Kurdistan is a large region of mountains and plateaus of about 74,000 square miles (192,000 sq. km), about the size of Nebraska, stretching from southeastern Turkey, northeastern Iraq, northwestern Iran and small portions of northeast Syria and Azerbaijan. It is inhabited mostly by Kurds, an overwhelmingly Sunni Muslim people whose ethnic origin is believed to be central Asian and closest to Iranians.
Large communities of Kurds can be found in Azerbaijan, Israel, Lebanon, Afghanistan and the former Soviet republic of Georgia. The most sizeable communities are in Turkey (about 14 million, many of whom are well integrated), Iraq (4 to 6 million), Iran (4 to 6 million) and Syria (1 to 2 million). The numbers are uncertain because national governments have usually undercounted Kurds to downplay their large minority status and Kurds’ calls, going back to the beginning of the 20th century, at the end of Ottoman Turkish rule, for their own land.
In all, however, Kurds are estimated to number between 20 million and 25 million, making them the fourth-largest ethnic group in the Middle East behind Arabs, Turks and Iranians, and the largest stateless people in the world.
The West’s Successive Betrayals
Woodrow Wilson had recognized Kurds’ right to a country of their own in his Fourteen Points. The 12th had stated that “nationalities which are now under Turkish rule should be assured an undoubted security of life and an absolutely unmolested opportunity of autonomous development.”
The 1920 Treaty of Sevres made the call for an independent Kurdistan explicit.
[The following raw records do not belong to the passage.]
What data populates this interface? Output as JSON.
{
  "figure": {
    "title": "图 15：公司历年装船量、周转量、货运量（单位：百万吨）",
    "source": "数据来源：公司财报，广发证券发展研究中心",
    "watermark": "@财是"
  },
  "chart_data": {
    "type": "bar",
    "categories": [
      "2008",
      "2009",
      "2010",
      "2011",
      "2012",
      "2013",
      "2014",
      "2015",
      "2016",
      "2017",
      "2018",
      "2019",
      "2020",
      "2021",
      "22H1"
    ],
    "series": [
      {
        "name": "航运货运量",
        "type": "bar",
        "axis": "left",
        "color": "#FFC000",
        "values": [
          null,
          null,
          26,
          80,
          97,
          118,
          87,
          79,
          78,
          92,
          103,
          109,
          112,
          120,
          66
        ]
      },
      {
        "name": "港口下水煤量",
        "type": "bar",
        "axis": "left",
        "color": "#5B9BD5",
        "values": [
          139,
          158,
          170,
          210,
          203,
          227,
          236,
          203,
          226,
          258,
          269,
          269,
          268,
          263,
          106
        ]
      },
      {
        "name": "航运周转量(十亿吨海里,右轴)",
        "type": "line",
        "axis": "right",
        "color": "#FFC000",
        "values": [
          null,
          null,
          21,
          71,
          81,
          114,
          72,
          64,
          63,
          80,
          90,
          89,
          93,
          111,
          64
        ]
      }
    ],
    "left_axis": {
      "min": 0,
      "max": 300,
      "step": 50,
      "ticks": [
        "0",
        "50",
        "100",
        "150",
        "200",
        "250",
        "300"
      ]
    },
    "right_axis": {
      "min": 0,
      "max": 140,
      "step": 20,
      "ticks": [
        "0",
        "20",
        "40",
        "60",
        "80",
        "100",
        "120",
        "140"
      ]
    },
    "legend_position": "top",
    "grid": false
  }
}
A commission composed of British, French and Italian representatives, the treaty’s Article 62 stated, was to draft within six months “a scheme of local autonomy for the predominantly Kurdish areas lying east of the Euphrates, south of the southern boundary of Armenia as it may be hereafter determined, and north of the frontier of Turkey with Syria and Mesopotamia,” as Iraq was then known. Syria, Lebanon, Iraq, Kuwait and Jordan were carved out of the Ottoman empire by those means. Kurdistan never was.
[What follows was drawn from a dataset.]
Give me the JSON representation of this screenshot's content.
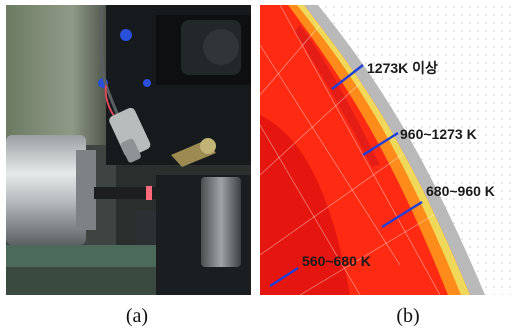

The result has been an unhappy century for Kurds in Iraq, Iran, Turkey and Syria, where they’ve suffered chronic persecution and, in many cases, second-class status. By 1924, Kurdish culture and language was banned in Turkey as part of Mustafa Kemal Ataturk’s modernization and unification of Turkey under one culture. Syria stripped a fifth of Kurds of their citizenship in 1962, following a controversial census.
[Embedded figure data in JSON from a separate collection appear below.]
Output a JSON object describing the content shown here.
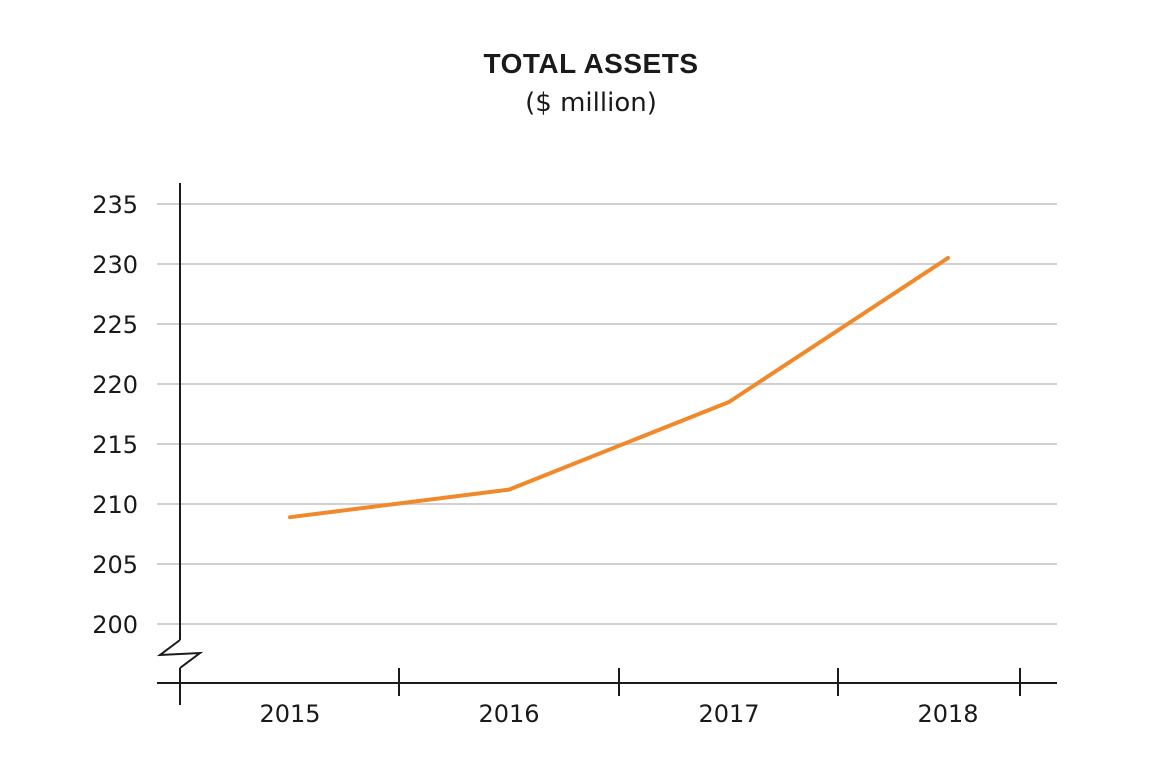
{
  "chart_data": {
    "type": "line",
    "title": "TOTAL ASSETS",
    "subtitle": "($ million)",
    "xlabel": "",
    "ylabel": "",
    "categories": [
      "2015",
      "2016",
      "2017",
      "2018"
    ],
    "series": [
      {
        "values": [
          208.9,
          211.2,
          218.5,
          230.5
        ]
      }
    ],
    "yticks": [
      "200",
      "205",
      "210",
      "215",
      "220",
      "225",
      "230",
      "235"
    ],
    "ylim": [
      200,
      235
    ],
    "axis_break": true,
    "grid": true,
    "legend": "none",
    "colors": {
      "line": "#f0892a",
      "grid": "#d0d0d0",
      "axis": "#1a1a1a"
    }
  }
}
In Iraq, Kurds, with tacit support from Iran and the United States, battled the Iraqi government in the early 1970s, with arms shipments from the United States beginning in 1972. But when Iraq signed a pact with Iran in March 1975, and both Iran and the United States withdrew support for Kurdish rebels in Iraq—the United States prized its alliance with Iran more than it did with Kurds—Iraq launched a devastating offensive to suppress the Kurdish rebellion.
For Iraqi Kurds, the experience would be a precursor of rose things to come. In 1988 Saddam Hussein dropped mustard gas on the town of Halabja, killing some 5,000 Kurds. At the end of Operation Desrt Storm in 1991, U.S. President George H.W. Bush encouraged Shiites and Kurds to rebel against the regime of Saddam Hussein. They did. Bush didn’t respond. Saddam again murdered and transplanted Kurds and Shiites by the thousands. Memories of those betrayals are fresh in Kurdish minds.
Kurdish RevivalAfter suffering decades of persecution, massacres, forced relocations and chemical bomb attacks during the quarter-century rule of Saddam Hussein, Kurds in Northern Iraq are today enjoying the most autonomy and the greatest prosperity they ever have. The Kurdish area of Iraq is the only stable, secure portion of the country. Insurgent violence is minimal. Officially under American military control, no American soldiers are deployed in the region except for those guarding an American diplomatic mission in Erbil. About 1,200 South Korean soldiers are stationed there as part of the multinational force, but they’re used mostly in construction and to help the region develop its communications infrastructure.
No Iraqi flags fly in Iraqi Kurdistan. The Kurdish flag is prominent, so are Kurdish insignias on Kurdish security forces, even though, officially, the forces are sometimes part of the Iraqi national army. Kurdish, not Arabic, is the common language. The region may not be independent. But Kurds there act as if they were.
According to The Economist, “an informal referendum in 2005 suggested that 98 percent of them would like outright independence if they could have it.” Article 140 of the Iraqi constitution provides for an official referendum that should determine Iraqi Kurdistan’s independence. But the referendum depends on a census that was begun only in July, and that may never be completed, considering the civil war-like situation in the rest of Iraq and 4.4 million Iraqi refugees in and out of the country.